Protokoll der Sitzung vom 13.06.2007

Aber lassen Sie uns jetzt doch kurz über die Inhalte reden. Da wäre als Erstes das Thema REACH. Hier machen Sie ein Szenario auf, das den Eindruck erweckt, als würde durch REACH die Zahl der Tierversuche explosionsartig ansteigen, wenn

nicht gezielt Alternativmethoden gefördert würden. Mir ist zunächst einmal wichtig, dass zum Thema REACH kein falscher Zungenschlag in diese Debatte kommt. REACH war und ist ein wichtiger Schritt nach vorne für den Schutz von Mensch und Umwelt. Deshalb sagen wir: Im Gegenteil, dieser Schritt geht uns Grünen – das wissen Sie – insgesamt noch nicht weit genug.

(Beifall von den GRÜNEN)

Wenn aber jetzt behauptet wird, wie jüngsten Presseberichten zu entnehmen war, dass durch das neue Chemikalienrecht EU-weit bis zu 35 Millionen Versuchstiere pro Jahr zusätzlich getötet werden müssen – 35 Millionen im Vergleich zu etwa 10 Millionen heute –, dann ist dies sicherlich deutlich übertrieben. Denn aufgrund der Mengen, die REACH als Schwellen definiert, werden für den ganz überwiegenden Teil der Substanzen keine zusätzlichen Tests anfallen.
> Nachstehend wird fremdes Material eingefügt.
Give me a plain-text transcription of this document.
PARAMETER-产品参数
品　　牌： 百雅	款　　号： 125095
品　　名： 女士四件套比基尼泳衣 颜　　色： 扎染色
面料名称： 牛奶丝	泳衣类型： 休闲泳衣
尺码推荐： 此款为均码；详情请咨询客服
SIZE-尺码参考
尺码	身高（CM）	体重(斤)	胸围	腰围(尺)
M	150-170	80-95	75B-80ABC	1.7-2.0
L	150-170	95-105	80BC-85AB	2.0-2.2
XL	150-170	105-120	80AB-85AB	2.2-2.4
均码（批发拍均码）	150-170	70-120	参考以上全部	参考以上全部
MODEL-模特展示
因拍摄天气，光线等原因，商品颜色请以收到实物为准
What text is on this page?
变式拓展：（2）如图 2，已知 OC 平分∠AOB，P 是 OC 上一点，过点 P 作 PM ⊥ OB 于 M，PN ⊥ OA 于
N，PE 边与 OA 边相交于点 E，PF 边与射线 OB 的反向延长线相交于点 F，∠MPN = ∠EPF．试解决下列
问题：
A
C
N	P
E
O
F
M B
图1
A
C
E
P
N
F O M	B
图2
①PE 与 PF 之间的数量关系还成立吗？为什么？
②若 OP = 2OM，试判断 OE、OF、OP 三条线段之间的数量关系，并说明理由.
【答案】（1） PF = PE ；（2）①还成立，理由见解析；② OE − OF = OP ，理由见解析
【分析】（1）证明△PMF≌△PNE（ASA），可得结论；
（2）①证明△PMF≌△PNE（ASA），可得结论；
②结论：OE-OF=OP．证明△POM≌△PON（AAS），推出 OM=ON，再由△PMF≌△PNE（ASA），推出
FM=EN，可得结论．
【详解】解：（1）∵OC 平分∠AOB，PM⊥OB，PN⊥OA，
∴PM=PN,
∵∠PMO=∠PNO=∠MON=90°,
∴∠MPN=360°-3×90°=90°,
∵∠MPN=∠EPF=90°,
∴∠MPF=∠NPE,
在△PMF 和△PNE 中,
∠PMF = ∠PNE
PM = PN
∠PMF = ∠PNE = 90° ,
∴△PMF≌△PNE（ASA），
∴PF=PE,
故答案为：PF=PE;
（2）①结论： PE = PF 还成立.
Das heißt aber natürlich nicht, dass die Entwicklung und vor allem der Einsatz von Ersatzmethoden für Tierversuche nicht mit Nachdruck weiter vorangebracht werden müssen. Das ist auch unser Ansatz.

Die Entwicklung und den Einsatz von Ersatzmethoden, liebe Kolleginnen und Kollegen, spart Ihr Antrag aber leider aus. Hier wäre es aus meiner Sicht durchaus sinnvoll, auch einmal systematisch der Frage nachzugehen, warum die Ersatzmethoden, die es gibt, nicht breiter angewendet werden. An den Kosten sollte es eigentlich nicht liegen, denn Tierversuche sind in der Regel deutlich teurer als entsprechende In-vitro-Untersuchungen.

Verfolgenswert scheint mir daher eher der Hinweis, dass es oftmals die Behörden seien, die in bestimmten Genehmigungsverfahren ausdrücklich Tierversuche fordern würden.

Vor diesem Hintergrund halte ich es für angebracht, dass die Landesregierung uns einen Bericht vorlegt, wie die Frage „Tierversuch oder Alternativmethode“ in ihrem Verantwortungsbereich gehandhabt wird und welchen Spielraum für Veränderung es hier gibt.

Denn – um noch einmal auf das grundsätzliche Problem zurückzukommen – Tierversuche machen ja, wenn überhaupt, nur dann Sinn, wenn es keine andere Methode gibt, um festzustellen, ob von einem Stoff oder einem Produkt Gefahren für Mensch und Umwelt ausgehen können. Daraus darf allerdings – auch das sei hier noch einmal erwähnt – in keinem Fall der Schluss gezogen werden, dass mit einer positiven Prüfung – egal,

ob im Tierversuch oder im Reagenzglas – eine absolute Sicherheit vor Schäden verbunden ist.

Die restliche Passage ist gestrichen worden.